In an interview with Cakeboy on his new essay collection How to Write an Autobiographical Novel, writer Alexander Chee (author of the novels Edinburgh and Queen of the Night) discusses the process of writing “memoir-ish essays,” dressing up in drag for the first time (in 1989), and the frustrating “sexual apartheid” of many queer spaces. But he also briefly discusses People magazine, which is what we’re going to focus on here.
After the interviewer, comedian Bowen Yang, asks Chee about the many famous names dropped in HtWaAN (Chloe Sevigny and Lorrie Moore, among them), Chee says, “I don’t know how to write about my life while hiding all of that.” He goes on to say that he sometimes thinks about “New York City and fame and proximity to glamour and proximity to celebrity,” adding:
It’s been on my mind these last couple of decades, like everyone in America. We’re in this economy where everyone is trying to run some sort of scam that makes them famous so that they can sell whatever they need to sell to survive capitalism.

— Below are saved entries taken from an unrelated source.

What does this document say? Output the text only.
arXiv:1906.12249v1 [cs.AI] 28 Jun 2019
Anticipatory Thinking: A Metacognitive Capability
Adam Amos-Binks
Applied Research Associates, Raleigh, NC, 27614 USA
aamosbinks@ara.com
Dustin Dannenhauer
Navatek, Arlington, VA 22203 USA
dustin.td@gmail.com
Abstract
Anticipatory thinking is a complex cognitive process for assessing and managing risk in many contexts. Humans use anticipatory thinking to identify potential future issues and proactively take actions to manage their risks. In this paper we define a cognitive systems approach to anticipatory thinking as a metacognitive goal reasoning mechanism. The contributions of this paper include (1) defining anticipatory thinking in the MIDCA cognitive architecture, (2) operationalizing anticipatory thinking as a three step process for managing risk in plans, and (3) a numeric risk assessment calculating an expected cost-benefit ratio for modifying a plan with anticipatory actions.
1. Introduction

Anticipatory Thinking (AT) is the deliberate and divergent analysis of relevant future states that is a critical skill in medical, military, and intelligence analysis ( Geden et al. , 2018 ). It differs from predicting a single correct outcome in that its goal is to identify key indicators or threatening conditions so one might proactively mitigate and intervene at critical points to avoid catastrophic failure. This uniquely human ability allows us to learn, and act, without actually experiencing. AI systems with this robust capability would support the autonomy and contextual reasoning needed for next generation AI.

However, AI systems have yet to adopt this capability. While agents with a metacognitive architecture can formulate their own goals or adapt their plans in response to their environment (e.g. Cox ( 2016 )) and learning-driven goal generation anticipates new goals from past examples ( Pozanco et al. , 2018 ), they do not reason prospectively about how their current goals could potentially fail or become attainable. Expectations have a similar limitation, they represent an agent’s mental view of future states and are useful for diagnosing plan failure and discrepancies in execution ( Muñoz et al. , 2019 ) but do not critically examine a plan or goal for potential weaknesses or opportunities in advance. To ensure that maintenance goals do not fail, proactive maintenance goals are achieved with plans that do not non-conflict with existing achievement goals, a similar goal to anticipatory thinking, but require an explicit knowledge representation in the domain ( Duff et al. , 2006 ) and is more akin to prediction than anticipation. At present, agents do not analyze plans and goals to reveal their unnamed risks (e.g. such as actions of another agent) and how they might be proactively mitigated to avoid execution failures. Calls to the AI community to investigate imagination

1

A wonderful observation. Yes, scamming—for lack of a better word—is the way so many people get by. From startups to Instagram micro-influencers, scams are infiltrating just about every bit of our culture, but they’re most noticeable in the world of celebrity culture. There’s a new batch of “famous” people every week, but not because they’ve done anything particularly interesting. On the contrary, it’s because the celebrity gossip machine needs them to exist.
After discussing the need to “survive capitalism,” Chee explains this more succinctly with a brief anecdote about one of my favorite publications: People.
I remember being a waiter at a People Magazine luncheon in the nineties, and they were talking about how they were running out of celebrities. Too many celebrities had died and they needed more celebrities.